These 7 sins aren’t just deadly on social media: Attention, news websites

The Seven Deadly Sins by Pieter Bruegel the Elder.

The Seven Deadly Sins by Pieter Bruegel the Elder.

Steph Parker posted “The 7 new deadly sins of social media” on Socialmedia Today this month. A lot of good advice packed into a relatively short post:

Misappropriation

Just because something happens doesn’t mean you have to take advantage of it for your brand. There’s a difference between being clever and being annoying, and forcing the royal baby into your content schedule for the sake of a post is spammy, not clever. An example? The summer’s weirdest trend: Hot Dogs, or Legs? Brands that sell hot dogs jumped in, and that made sense because, well, they sell hot dogs. Brands selling outdoor gear, on the other hand? A less clear connection that looks like a desperate plea for engagement. The saying that any content is good content is false. Keep it grounded in your brand’s footprint.

Her six other sins: Abandonment, Manipulation, Ignorance, Monotony, Narcissism and Uniformity. Please, read her original post for the details.
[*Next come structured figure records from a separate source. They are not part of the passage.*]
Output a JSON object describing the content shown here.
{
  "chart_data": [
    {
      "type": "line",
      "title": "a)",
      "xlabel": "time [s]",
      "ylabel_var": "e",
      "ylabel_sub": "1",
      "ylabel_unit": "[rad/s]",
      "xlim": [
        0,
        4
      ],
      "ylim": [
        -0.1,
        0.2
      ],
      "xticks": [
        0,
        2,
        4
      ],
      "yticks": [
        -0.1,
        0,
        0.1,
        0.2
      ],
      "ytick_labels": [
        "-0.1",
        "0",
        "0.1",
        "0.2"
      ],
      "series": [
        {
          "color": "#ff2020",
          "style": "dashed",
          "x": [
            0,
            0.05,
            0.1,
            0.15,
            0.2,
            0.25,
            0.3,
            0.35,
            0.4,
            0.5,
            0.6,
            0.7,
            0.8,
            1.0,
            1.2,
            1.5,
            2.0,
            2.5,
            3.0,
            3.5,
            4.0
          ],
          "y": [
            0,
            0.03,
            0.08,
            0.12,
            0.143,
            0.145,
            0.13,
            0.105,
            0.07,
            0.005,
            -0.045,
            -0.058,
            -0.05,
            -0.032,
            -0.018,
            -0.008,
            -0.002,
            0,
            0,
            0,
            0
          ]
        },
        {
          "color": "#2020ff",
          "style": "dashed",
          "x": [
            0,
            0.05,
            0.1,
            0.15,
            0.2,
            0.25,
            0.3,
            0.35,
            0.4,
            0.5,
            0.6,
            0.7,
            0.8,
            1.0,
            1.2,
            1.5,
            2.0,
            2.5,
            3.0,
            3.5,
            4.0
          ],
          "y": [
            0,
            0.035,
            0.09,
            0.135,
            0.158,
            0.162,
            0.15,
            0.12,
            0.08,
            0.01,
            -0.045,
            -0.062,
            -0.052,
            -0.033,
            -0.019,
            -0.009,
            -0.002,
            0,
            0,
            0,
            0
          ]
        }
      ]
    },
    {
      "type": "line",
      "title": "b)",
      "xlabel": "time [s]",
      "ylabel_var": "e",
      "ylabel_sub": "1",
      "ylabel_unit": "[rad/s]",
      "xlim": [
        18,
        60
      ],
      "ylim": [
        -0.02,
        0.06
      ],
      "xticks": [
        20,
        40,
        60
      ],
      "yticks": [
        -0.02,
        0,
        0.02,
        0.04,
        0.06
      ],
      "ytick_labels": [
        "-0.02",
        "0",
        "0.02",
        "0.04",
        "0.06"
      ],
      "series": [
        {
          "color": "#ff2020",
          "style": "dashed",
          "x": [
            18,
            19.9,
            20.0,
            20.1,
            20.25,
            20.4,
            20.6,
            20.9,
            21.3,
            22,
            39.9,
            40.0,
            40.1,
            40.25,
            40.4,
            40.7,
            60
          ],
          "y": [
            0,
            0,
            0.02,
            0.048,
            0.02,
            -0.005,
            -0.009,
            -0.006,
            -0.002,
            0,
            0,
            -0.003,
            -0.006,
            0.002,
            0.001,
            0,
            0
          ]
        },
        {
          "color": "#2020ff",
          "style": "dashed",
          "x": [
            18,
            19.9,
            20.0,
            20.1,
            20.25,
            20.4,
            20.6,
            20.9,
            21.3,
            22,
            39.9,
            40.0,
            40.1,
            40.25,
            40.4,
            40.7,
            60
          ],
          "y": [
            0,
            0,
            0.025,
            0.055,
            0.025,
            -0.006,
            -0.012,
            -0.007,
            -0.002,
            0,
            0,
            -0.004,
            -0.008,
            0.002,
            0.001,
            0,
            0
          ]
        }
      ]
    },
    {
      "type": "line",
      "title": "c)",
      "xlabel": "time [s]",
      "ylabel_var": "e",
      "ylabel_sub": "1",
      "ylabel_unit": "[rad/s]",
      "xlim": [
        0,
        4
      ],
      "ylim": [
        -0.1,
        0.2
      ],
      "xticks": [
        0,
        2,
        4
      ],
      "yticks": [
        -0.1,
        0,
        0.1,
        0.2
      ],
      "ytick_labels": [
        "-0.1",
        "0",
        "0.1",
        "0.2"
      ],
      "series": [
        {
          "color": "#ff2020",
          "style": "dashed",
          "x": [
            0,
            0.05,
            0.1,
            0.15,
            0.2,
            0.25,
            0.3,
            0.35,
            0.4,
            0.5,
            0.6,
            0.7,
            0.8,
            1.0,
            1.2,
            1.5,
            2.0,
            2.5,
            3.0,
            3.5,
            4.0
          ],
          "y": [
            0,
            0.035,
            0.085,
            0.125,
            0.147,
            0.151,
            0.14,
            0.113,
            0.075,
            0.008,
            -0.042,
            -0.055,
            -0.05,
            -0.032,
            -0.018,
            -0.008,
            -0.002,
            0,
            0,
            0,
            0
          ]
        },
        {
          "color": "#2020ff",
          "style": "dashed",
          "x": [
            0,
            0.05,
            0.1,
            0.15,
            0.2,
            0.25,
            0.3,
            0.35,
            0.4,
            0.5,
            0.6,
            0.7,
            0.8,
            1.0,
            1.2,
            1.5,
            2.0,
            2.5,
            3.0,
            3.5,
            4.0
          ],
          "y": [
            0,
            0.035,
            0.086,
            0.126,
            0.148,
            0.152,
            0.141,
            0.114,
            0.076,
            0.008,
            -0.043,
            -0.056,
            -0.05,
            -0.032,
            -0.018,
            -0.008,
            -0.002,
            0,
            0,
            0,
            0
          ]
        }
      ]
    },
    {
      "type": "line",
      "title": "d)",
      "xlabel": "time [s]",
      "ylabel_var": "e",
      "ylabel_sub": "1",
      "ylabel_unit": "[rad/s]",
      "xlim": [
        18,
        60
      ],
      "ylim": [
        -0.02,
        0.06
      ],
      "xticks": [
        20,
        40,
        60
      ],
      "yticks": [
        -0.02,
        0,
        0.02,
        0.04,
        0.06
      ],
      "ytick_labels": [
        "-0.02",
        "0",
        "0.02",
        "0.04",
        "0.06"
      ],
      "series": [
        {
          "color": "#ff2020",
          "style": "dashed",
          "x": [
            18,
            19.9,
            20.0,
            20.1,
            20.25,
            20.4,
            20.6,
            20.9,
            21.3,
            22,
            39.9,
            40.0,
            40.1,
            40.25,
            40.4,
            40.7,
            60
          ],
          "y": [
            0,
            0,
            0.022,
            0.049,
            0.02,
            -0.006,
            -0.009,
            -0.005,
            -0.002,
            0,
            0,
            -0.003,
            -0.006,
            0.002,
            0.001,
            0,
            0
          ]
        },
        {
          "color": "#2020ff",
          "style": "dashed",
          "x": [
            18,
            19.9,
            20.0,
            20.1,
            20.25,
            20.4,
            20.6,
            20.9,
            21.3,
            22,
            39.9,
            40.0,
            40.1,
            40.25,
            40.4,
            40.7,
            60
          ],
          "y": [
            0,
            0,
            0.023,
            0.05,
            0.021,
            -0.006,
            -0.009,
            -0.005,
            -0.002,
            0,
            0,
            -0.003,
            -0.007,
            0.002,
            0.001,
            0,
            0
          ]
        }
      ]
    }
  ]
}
As you can tell from the sample, the list is aimed largely at marketers. The lessons apply to newsrooms, too, and not just in regard to social media. More and more, the line between social media and news media is thinning, and what works or doesn’t on one side does the same on the other.

Take her point about misappropriation. I wonder if the same argument wouldn’t apply to local news sites that try for cheap clicks by chasing after celebrity stories. It’s one thing to aggregate a roundup of the day’s gossip, so users can feel they’re in the know. But what about instapolls on some actor’s arrest? At what point do you start to weaken your position as a local news source?

And, of course, Abandonment (“when a post has been made … but then the brand drops re-engagement completely”) touches on one of my grievances, the lack of engagement by newsrooms with their readers. That abandonment becomes even more egregious when a site specifically calls for engagement — asking for photos, soliciting questions — and then doesn’t follow up. Only slightly better is when something like a request for questions about a news story is followed up not by the reporters and editors who know the topic, but by a specially designated engagement apparatchik.

Monotony means “identifying a passion point for your audience … but beating it to death.” Listen up, newsroom sports editors. Yes, fans will probably read any old thing you post — for awhile. But in the long run, is it a successful strategy to churn 18 stories out of, say, a trade that isn’t made — when you don’t have anything to say but you say it anyway, and then poll about it?